Today Paul Krugman offers a brief refresher course for the distracted on rapidly declining estimates of U.S. federal government deficits and debt:
The budget office predicts that this year’s federal deficit will be just 2.8 percent of G.D.P., down from 9.8 percent in 2009. It’s true that the fact that we’re still running a deficit means federal debt in dollar terms continues to grow — but the economy is growing too, so the budget office expects the crucial ratio of debt to G.D.P. to remain more or less flat for the next decade.
Things are expected to deteriorate after that, mainly because of the impact of an aging population on Medicare and Social Security. But there has been a dramatic slowdown in the growth of health care costs, which used to play a big role in frightening budget scenarios. As a result, despite aging, debt in 2039 — a quarter-century from now! — is projected to be no higher, as a percentage of G.D.P., than the debt America had at the end of World War II, or that Britain had for much of the 20th century. Oh, and the budget office now expects interest rates to remain fairly low, not much higher than the economy’s rate of growth. This in turn weakens, indeed almost eliminates, the risk of a debt spiral, in which the cost of servicing debt drives debt even higher.

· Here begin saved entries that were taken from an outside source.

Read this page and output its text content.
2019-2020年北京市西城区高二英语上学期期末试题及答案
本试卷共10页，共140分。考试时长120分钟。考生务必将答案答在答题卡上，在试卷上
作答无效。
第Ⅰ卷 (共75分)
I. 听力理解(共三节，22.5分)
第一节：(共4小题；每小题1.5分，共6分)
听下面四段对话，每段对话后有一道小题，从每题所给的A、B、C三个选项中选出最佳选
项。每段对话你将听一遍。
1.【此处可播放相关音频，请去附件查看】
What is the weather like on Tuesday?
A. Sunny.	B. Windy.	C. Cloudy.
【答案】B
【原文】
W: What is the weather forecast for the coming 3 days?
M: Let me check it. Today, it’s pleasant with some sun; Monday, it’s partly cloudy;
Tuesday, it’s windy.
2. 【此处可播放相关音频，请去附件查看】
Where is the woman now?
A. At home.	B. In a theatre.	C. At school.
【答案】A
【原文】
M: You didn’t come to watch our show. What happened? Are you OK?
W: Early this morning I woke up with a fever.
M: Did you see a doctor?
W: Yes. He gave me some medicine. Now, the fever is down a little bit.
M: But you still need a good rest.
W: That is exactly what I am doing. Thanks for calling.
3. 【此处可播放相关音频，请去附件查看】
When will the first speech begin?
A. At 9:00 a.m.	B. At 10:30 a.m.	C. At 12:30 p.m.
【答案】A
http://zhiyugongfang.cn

So there’s really no reason for debt hysteria in the immediate future. But as you may have noticed, the atmosphere hasn’t much changed at all in the competitive Republican primaries this year, where if anything debt-o-mania has gotten worse. In the current GOP SEN runoff here in GA, for example, both Jack Kingston and David Perdue–who began the primary as the two “Establishment” candidates–have both attacked the very idea of debt limit increases not offset by massive budget cuts, while attacking each other for past heresies from the Gospel of Debt-Free Government.
In general, it often seems that what separates Republican Establishment types from Tea Party types on fiscal issues is that the former believe we’re in a debt crisis that requires a radically smaller government and an assault on the safety net while the latter believe God Almighty and the Founders eternally decreed a smaller government with no safety net, and a debt crisis represents the wrath incurred by defiance of those tenets of divine and natural law. It’s a distinction without much of a difference in the final analysis, but it will be interesting to see if objective reality has any impact on conservative debt rhetoric going forward.